Há semanas estou em busca de um bom terror contemporâneo e não estou encontrando. Estou com saudades de assistir a um bom filme de verdade e não a um bom filme da atualidade, que é passável, mas não explora o potencial máximo de criação. Tudo o que vejo são demônios e entidades sobrenaturais sem graça e sempre iguais, clichês pobres herdados de algo que já quebrou paradigmas, mas virou lugar comum. Outros que tremem tanto diante dos meus olhos e me fazem querer vomitar, talvez de desgosto. E não é por falta de tentativa. Essa semana aproveitei o feriado e parei para conferir alguns títulos. Um japonês de relevância irrisória, cujo nome não consigo sequer lembrar; Would You Rather?, sobre pessoas necessitadas de grana que aceitam participar de um jogo sádico com mais sangue do que explicação, também conhecido como aquele em que a Sasha Grey balbucia meia dúzia de palavras e A Entidade 2, porque tinha a impressão de que havia gostado do primeiro. Além de ser fraco e quebrar a imersão várias vezes pela fácil resolução do plot, me fez perceber o quão descartável seu original foi, pois sequer lembrava qual era a sacada central da narrativa e precisei pausar para conferir na Wikipedia. E o final, meu deus. O final. Uma bosta desnecessária para um filme que seria nota 5, ou 6, se não forçassem um cliffhanger para uma possível sequel.

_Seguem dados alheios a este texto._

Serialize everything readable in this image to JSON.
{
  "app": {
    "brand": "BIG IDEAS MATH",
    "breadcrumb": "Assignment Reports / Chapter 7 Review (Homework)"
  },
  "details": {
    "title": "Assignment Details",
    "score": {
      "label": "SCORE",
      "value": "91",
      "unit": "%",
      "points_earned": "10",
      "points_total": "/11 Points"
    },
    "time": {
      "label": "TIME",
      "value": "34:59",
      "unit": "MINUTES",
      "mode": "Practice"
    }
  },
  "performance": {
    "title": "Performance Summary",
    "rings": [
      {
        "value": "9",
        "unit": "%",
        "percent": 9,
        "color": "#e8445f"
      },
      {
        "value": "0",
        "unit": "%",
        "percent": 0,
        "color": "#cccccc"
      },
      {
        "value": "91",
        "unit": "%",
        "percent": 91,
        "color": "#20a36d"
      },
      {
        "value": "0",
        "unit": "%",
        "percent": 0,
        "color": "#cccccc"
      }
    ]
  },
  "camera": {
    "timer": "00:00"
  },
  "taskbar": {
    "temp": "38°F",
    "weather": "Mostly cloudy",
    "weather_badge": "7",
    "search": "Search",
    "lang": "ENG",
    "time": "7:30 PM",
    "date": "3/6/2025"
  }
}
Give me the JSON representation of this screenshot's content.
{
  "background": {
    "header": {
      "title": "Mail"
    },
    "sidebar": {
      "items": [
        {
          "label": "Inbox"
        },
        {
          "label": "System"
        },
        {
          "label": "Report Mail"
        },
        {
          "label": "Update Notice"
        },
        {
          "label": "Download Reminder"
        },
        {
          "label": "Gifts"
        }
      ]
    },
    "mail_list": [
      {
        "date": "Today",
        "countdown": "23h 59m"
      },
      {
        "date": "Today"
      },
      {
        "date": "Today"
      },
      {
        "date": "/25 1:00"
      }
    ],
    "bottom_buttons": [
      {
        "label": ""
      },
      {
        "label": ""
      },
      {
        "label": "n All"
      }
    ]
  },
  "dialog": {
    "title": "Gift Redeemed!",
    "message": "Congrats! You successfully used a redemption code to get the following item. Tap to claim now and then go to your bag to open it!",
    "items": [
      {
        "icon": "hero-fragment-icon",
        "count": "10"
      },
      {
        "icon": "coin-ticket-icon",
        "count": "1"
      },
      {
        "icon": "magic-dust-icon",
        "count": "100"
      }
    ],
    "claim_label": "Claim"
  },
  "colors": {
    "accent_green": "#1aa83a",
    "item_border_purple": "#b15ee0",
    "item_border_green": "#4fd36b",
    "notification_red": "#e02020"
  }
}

Malandramente curtindo uns choquinhos na cabeça.

Estou esperando que alguém tenha uma ideia genial para quebrar o ciclo vicioso e revolucionar o terror. Minha esperança reside nos cineastas independentes, que investem o pouco, ou nada que possuem de investimento, em curtas muitas vezes mais interessantes do que longas. Ou o dia em que os slashers voltarão com novos filmes, não remakes. Porque dos subgêneros, é o mais despretensioso e divertido. Semana que vem, inclusive, abandonarei a quest de encontrar um horror que equacione boas ideias, desenrolar inteligente e um final que não seja freestyle e fechei com a galera uma maratona de Sexta-Feira 13, talvez dando um jeito de enfiar o Halloween 4 para os desavisados assistirem. Por mais apaixonada por cinema que eu seja, tem sido muito mais satisfatório redescobrir minhas paixões da era VHS do que adquirir novas.